Human Flower Project
Friday, July 13, 2007
Botanical Gentry, Make Room for Pokeweed
As the unruly “salat” maker vies for space in her garden, horticulturist and garden designer Jill Nokes puts in a good word for a disparaged plant. Jill, we and the mockingbirds thank you!
Pokeweed in flower, Austin, TX, July 2007
Photo: Jill Nokes
By Jill Nokes
Around here, the summer of ’07 will surely be remembered for freakishly abundant rainfall. It’s already mid-July, yet my garden looks more like Vietnam’s Mekong Delta than Central Texas. But after two years of scary drought conditions, I’m not complaining. Even ordinary plants are super-sized and showing off, hoping to get a full-time gig in the permanent display. I’m especially enjoying a bumper crop of pokeweed (Phytolacca Americana var. Americana).
Pokeweed
Phytolacca Americana var. Americana
Photo: Jill Nokes
Pokeberry and elderberry are among the plants that fall into the red-headed stepchild category: they are interesting, and even useful, but for most people they are just too unruly or free-spirited to mingle well with the botanical gentry. Horticultural literature in general disdains them and insists that every serious gardener must learn to separate the sheep from the goats when making plant selections. But, I wonder, why must it be an either/or proposition? Many rejected plants are well suited for remnant, overlooked and underused areas in the yard, like alleys or the narrow space between a garage and fence, where the trash cans are kept. There, they can grow freely and be enjoyed for what they are.

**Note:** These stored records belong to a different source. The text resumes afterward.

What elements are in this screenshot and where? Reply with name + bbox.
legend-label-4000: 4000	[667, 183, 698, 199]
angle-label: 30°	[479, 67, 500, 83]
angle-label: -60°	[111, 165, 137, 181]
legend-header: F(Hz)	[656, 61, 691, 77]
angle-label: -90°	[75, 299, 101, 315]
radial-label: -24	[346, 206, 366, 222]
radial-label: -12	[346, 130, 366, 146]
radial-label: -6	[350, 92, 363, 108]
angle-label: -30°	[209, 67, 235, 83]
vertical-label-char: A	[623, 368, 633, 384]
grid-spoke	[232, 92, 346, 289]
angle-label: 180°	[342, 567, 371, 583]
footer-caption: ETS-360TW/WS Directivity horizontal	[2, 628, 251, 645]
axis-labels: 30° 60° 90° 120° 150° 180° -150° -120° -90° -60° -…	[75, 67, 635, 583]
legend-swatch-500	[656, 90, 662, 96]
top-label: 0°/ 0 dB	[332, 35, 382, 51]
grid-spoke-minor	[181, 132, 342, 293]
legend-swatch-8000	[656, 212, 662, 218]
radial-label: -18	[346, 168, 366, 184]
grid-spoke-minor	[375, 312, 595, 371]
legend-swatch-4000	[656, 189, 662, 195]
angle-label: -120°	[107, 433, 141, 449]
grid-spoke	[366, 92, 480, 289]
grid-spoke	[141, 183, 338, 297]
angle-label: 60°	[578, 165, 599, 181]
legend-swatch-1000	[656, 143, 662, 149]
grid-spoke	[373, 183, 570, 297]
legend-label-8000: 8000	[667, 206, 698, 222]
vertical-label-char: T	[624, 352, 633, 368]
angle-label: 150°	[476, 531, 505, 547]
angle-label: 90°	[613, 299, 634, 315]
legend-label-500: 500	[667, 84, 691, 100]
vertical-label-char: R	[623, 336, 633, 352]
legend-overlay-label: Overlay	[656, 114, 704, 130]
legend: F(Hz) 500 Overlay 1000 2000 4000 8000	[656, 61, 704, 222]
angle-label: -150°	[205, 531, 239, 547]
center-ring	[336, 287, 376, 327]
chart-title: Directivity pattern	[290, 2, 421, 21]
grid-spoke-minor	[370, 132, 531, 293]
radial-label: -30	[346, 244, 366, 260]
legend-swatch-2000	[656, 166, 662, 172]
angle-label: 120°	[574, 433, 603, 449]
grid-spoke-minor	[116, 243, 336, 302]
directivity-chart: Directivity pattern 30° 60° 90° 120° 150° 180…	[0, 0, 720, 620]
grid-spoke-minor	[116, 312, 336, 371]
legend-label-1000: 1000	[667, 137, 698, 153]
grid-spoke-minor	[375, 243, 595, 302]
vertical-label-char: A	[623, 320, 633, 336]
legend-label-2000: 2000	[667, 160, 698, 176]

Pokeweed (also called pokeberry) is a large-leaved branching plant with reddish stems and long clusters of small white flowers that develop into dark purple-black fruits. It freezes back to a perennial rootstock, and also enlists avian assistance in seed dissemination. As with other berry-producing plants such as chile pequin, lantana, and possum-haw holly, mockingbirds are crazy about the fruit. Recently I read that the population of many common songbirds was dropping, so I believe I’ll leave those extra plants where they are for now.
Preparing poke salad
near Marshall, TX, c. 1930
Photo: via answers.com
Folklore tells us that pokeweed or poke salad, like early spring dandelion and chicory, was a welcome addition to a pioneers’ winter-weary salt pork diet, though one is warned to boil only the young greens from shoots no longer than six inches long, before the stems turn crimson, because the older plant has toxic properties. You must “throw off” the boiling water twice before eating. One of pokeweeds “reputed virtues” is as a cathartic—I believe I’ll leave the taste testing to my mockingbirds.
Someone once told me that during the Civil War, soldiers used the purple stain from the fruit as an ink substitute. I wonder if those pokeweed letters are still legible, or if they have faded into the ground like the plant itself after the first frost. Pokeweed’s range is so widespread, that I like to imagine hungry and lonesome soldiers happy to recognize it as they were bivouacked in temperate forests far from home.